The executive director of WUEE, Mrs. Iniobong Frank, while welcoming participants to the workshop, recalled that WUEE is a non-governmental organisation that has existed since 2002, working on thematic areas like women, youth, education, health, etc.

Frank, who was represented by the HES, WUEE, Mr. Joshua Nya, said the project is an activity and reporting project aimed at empowering women and letting them know how to prevent GBV to achieve zero tolerance.

Giving an overview of the project, the finance and compliance manager at WUEE, Mrs. Emem Ekong, said the project is to compel a shift in societal attitude towards gender equality and respect, thereby reducing the normalisation of violence against women and children in the Oron and Ikot Ekpene regions; empower survivors to become emboldened to report incidences of GBV in an atmosphere of confidentiality; as well as facilitate institutional behavioural change through activities that will ensure compliance of law enforcement agents responsible for facilitating protection and dispensation of justice, such as the police and the Ministry of Justice in Akwa Ibom State.

Presenting lectures on the “current state of GBV in Akwa Ibom State” and “stemming the tide of GBV in Akwa Ibom State: the role of citizens, government, traditional and faith-based institutions, CSOs, etc.,the secretary, Akwa Ibom State Gender Based Violence Management Committee, and director, Sexual and Gender Based Violence Response Department, a ministry of justice, Mrs Emem Ette Esq, said currently, there are 1,467 cases of GBV in the state, and that out of the 1,467 cases, the committee is investigating 410 cases, made 53 convictions, and 302 cases have been withdrawn.

According to her, citizens play a crucial role in the fight against GBV by fostering a culture of awareness, support, and zero tolerance towards violence, while the government holds a pivotal role in combating GBV through legislation, enforcement, and the provision of effective support services.

She said that while traditional leaders hold significant influence within communities and can play transformative roles in combating GBV, faith-based institutions hold a unique and powerful position in the fight against GBV, as religious leaders can leverage their moral authority to advocate against GBV and promote gender equality, even as civil society organisations are often at the forefront of raising awareness about GBV.
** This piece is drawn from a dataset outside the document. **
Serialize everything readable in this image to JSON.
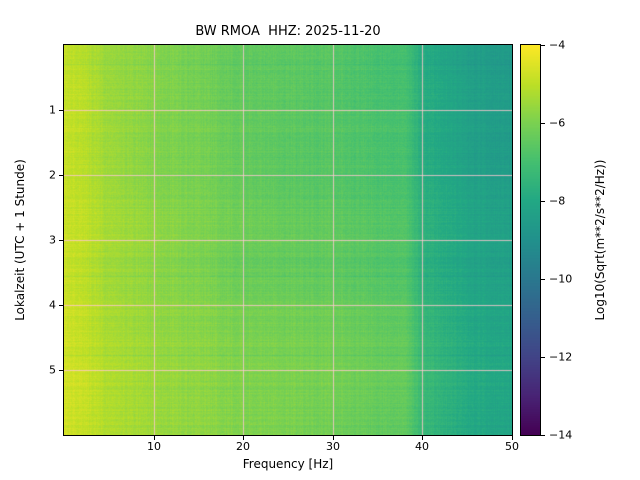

Also, Mr. Abasiodiong Udoakpan, Esq., from the Ministry of Justice, in his presentations on “understanding key provisions in the Akwa Ibom State Violence Against Persons Prohibition (VAPP) Law, and “effective utilisation of the GBV early warning and response system in Akwa Ibom State,”  highlighted the various provisions in the VAPP Law and made it known that GBV in the state manifests in different forms, including domestic violence, sexual assault, and human trafficking.

Udoakpan said the importance of an early warning response system in combating GBV lies in its ability to detect and respond proactively.